On Thursday, tea brand Nayuki launched its campaign to celebrate the first anniversary of its IPO by giving away virtual shares for every tea drink. Users are able to earn one Nayuki coin for every 1 yuan spent and become a virtual shareholder by buying/selling virtual shares with the company’s coins. Further, customers can redeem the coins for various gifts at the Nayuki Coin Mall. Finally, to make the deal even sweeter, 30 shares of virtual stock can be exchanged for 3 yuan vouchers.
Pursuant to the game rules, the virtual share price for commissioned buy/sell is converted to HKD at Nayuki’s closing price as of the day of the transaction. Before 4:00 p.m., the commission is based on the day’s closing price and the closing price of the next trading day for a buy is initiated after 4:00 p.m. From 4:00 p.m. to 5:00 p.m., there will be no commission for buying or selling.
Analysts reported a 60% drop in Nayuki’s share price since it went public a year ago, and the overall performance in it ssecondary market has been sluggish. Nayuki’s virtual shares are tied to the rise and fall of real stocks, a practice that could lead consumers into speculative activities and may be suspected of violating the law.
Zhu Yonghong, a partner at V&T law firm (Shanghai), told iFeng that Nayuki’s use of virtual stocks may be intended for speculation. Since there are a large number of consumers using virtual stocks, i.e. consumer shareholders, it does not exclude encouraging more consumption, absorbing social funds in disguise and using virtual coins for trading, which involves financial risks such as illegal fund raising.
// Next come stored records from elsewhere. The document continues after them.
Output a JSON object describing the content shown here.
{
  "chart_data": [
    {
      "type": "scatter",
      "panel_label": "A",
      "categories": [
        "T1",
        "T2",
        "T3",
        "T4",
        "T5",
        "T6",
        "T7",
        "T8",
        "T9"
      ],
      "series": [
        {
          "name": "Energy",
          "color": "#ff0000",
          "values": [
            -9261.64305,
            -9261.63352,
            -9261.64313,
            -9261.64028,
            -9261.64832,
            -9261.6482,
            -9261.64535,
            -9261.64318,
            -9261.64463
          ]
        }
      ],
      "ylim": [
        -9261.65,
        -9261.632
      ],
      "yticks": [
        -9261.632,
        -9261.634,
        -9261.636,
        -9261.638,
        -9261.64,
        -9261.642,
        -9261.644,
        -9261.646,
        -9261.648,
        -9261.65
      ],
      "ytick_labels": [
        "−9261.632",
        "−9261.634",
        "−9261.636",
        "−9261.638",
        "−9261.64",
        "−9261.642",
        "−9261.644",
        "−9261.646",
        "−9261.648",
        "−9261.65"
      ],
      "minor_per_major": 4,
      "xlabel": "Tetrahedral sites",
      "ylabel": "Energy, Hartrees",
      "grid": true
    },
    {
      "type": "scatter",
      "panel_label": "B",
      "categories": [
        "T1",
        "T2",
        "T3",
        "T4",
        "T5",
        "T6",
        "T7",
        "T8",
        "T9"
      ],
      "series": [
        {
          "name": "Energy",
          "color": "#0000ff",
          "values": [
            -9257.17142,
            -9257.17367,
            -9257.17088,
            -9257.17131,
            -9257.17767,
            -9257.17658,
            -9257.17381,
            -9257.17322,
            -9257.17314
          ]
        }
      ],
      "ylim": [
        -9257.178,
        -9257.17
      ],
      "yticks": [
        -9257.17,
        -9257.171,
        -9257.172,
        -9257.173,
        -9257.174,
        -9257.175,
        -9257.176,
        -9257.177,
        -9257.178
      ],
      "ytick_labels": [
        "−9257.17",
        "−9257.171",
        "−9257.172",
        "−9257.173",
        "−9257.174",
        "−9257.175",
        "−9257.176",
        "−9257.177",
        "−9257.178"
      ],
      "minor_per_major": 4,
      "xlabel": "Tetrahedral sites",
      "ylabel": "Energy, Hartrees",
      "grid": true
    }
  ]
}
In this regard, some netizens commented, “China severely cracks down on virtual currency trading speculation. China Securities Regulatory Commission should keep Nayuki in check.” In recent years, state regulators have cracked down on illegal speculation in virtual currencies. Against the background of these strict regulations, concern has arisen that Nayuki is guiding users to buy virtual stocks.
Other users said that the development of the milk tea industry is so fierce that companies are now resorting to marketing activities similar to securities trading.